Eric Laws married May Owens and they  lived  happily  until   she died in her  fifties. There were no children.
Later, he married Margaret (Peg) Shaw and they lived  for many years at  Victoria  Point.  Mrs Peg Laws still lives here in Cartwright St. (in 1987 ) (1)
Eric had a remarkable record of community involvement. He  joined  Rotary in  Townsville.  In  the  Cleveland Branch he served as President,  and was so valuable  a part  of the  club  he became  known  as  "Mr Rotary".  As well, he served on the local Ambulance Committee, the Cancer Fund Society  and the church  council.  With his wide experience of public affairs, he was of great assistance to these organizations.  Besides this, he was always ready to help any individual who  came  to him. He was  highly  revered in  the  community.

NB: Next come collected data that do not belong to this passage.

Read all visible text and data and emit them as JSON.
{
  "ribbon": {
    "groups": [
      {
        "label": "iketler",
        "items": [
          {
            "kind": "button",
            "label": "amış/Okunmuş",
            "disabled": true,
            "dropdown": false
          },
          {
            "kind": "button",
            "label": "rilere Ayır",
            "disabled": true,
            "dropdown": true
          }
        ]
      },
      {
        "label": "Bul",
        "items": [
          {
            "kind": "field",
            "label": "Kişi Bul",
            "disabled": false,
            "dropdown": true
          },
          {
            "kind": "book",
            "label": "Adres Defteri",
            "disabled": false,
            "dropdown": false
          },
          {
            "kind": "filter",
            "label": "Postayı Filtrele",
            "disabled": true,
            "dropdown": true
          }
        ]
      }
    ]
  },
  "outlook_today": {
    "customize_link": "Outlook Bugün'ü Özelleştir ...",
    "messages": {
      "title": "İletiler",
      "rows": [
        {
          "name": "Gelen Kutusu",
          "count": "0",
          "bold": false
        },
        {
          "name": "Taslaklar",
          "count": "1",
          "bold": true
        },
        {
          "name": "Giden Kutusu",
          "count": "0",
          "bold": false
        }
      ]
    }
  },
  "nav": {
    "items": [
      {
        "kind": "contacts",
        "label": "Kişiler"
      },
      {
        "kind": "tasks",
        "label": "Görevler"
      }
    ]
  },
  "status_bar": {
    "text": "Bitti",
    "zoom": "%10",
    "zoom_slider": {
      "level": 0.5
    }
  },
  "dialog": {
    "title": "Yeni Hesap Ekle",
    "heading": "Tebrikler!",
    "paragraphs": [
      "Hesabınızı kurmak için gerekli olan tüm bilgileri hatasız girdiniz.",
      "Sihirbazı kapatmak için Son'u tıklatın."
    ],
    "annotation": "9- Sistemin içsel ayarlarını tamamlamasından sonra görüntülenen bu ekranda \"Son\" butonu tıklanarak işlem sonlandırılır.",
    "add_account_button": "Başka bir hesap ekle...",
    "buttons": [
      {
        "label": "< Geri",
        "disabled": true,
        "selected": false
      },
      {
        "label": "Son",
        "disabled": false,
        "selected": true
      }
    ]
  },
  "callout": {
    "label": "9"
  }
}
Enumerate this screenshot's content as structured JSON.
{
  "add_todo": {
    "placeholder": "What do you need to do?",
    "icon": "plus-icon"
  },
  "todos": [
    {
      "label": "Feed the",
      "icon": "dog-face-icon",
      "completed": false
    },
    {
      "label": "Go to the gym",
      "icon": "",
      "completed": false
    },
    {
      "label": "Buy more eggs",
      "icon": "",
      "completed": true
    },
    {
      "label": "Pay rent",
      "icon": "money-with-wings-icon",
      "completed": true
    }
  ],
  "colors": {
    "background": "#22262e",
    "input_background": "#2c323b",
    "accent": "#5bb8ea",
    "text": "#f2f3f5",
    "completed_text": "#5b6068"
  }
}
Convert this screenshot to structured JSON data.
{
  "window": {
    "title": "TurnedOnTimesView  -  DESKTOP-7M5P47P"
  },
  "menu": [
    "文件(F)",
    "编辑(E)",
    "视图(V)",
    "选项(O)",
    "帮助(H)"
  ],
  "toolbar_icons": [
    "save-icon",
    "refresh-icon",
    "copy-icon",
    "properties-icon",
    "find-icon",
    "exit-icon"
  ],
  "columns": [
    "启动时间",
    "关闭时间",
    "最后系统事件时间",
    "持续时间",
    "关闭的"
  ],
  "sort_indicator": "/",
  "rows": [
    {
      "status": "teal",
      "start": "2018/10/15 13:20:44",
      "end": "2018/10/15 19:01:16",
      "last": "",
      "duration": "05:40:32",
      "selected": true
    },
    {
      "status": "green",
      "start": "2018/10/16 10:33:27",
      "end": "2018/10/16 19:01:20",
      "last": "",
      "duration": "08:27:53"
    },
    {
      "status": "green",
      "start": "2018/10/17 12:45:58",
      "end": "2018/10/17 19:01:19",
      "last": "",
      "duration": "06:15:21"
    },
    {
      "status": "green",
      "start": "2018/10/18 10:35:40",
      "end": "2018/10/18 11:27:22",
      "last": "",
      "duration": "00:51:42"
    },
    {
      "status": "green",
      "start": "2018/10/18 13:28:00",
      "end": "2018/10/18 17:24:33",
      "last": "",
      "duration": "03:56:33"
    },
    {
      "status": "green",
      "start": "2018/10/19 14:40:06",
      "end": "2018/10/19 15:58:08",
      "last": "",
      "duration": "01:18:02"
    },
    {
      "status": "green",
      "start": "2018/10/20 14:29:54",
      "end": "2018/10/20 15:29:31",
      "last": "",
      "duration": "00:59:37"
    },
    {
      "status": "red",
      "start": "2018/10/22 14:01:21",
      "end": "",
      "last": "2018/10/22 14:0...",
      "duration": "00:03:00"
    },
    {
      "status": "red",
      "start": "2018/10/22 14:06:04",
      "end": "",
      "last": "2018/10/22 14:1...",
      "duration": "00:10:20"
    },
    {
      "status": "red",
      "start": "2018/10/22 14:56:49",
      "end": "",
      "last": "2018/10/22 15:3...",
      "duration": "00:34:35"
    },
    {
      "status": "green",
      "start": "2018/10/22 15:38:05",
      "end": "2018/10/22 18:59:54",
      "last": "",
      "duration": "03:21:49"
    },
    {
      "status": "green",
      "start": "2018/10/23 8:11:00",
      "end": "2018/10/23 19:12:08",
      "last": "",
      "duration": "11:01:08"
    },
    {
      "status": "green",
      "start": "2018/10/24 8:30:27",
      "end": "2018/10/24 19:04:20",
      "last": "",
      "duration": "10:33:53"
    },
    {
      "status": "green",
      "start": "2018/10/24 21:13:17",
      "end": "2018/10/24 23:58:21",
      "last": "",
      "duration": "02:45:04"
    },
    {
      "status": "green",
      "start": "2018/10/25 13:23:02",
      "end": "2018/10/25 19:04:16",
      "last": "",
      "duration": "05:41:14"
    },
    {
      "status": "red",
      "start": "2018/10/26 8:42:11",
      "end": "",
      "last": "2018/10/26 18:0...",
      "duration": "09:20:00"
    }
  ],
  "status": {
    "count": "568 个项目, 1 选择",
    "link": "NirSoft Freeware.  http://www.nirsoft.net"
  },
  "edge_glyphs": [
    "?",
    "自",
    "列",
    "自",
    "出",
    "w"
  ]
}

Unfortunately,  only  three  weeks after  the death  of his  mother, Eric  Laws  died suddenly, aged  66   years .

Percy b 1873 Brisbane, Ernie b 1864 Hampshire England, Frank b 1875 Brisbane, Lionel b 1868 at sea.

 Eldest  son William Camper  Laws was born in  1859 and remained in  England with his  Goodall grandparents. (2)

This  photo was taken  on 19th  Dec. 1940 when some  of the family  gathered  to farewell  Jack Laws  at Redbank Army Camp,  just  before he left  for  overseas service  with 2nd  15t h Battalion.   Jack’s brother  Frank took the photo.